This is soup at its most basic -- a great way to use up any vegetables malingering in your fridge. But beware that some vegetables tend to have a colonizing effect on a pot of soup: Squash makes it squashy, broccoli makes it broccoli-y, and dried herbs and tomato make it taste like diner minestrone, not in a good way. If you've got plenty of time, simply dump the barley in with the rest of the ingredients and add a half hour to the overall cooking time. But I'm usually rushing, so I use the two-pot method.
Makes 10 cups
1/2 cup barley
4 cups chicken broth (a 32-ounce box)
2 tablespoons olive oil
1 large onion, finely diced, or 2 leeks, washed well, halved lengthwise, and very thinly sliced crosswise
2 teaspoons kosher salt (or half as much table salt)
2 cloves garlic, pressed
2 carrots, diced
2 stalks celery, diced, with a handful of celery leaves, finely chopped
4 cups other vegetables -- some combination of potatoes (peeled and diced); cabbage, chard, kale, or spinach (finely shredded); summer squash or green beans (finely diced)

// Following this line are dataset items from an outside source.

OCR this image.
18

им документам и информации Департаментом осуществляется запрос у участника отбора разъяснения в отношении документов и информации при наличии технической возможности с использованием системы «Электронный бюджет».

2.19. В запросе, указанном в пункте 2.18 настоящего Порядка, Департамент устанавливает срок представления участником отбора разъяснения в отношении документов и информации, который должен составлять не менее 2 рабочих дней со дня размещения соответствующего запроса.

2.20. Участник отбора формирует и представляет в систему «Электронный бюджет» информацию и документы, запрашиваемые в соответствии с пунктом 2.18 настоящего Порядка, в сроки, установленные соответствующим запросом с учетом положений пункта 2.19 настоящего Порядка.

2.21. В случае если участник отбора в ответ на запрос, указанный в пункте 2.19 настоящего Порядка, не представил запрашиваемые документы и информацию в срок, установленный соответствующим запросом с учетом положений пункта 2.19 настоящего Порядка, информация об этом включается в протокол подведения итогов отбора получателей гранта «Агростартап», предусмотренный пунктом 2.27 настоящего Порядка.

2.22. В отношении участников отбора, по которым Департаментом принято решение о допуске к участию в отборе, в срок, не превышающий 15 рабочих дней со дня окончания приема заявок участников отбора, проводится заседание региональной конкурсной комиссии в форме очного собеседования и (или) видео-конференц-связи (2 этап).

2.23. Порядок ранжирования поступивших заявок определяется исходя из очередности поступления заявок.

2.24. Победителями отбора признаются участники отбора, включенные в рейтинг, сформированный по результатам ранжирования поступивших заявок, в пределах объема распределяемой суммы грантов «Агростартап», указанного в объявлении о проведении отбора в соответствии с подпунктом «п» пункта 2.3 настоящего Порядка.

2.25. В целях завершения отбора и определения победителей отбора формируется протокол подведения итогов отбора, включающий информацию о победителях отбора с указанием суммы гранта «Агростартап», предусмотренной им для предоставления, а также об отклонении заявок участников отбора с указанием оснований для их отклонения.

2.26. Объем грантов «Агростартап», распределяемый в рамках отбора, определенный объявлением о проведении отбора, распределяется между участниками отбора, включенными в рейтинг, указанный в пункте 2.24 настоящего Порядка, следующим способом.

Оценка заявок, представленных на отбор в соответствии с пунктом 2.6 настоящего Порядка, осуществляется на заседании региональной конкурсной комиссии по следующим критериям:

1 (15-ounce) can chickpeas or other beans, drained (optional)
Salt to taste
Olive oil and grated parmesan for garnishing
Place barley and broth in a small pot and bring to a boil over low heat. Stir, lower heat to a simmer, cover, and let barley cook while you prepare the other ingredients, about 30 minutes. Heat olive oil in a wide soup pot and sauté onion with 1 teaspoon salt over medium-high heat until translucent, about 5 minutes. Add garlic and the rest of the fresh vegetables, and allow this mixture to cook, stirring occasionally, for another 10 minutes or so. Pour barley into the pot with its broth, and add another teaspoon of salt and 2 cups of water. Simmer covered until all the vegetables and barley are tender, about 45 minutes. Add canned beans and another cup of water to keep the consistency soupy. Simmer 15 more minutes. Taste for salt, then serve garnished with a spoonful of olive oil and a sprinkle of parmesan.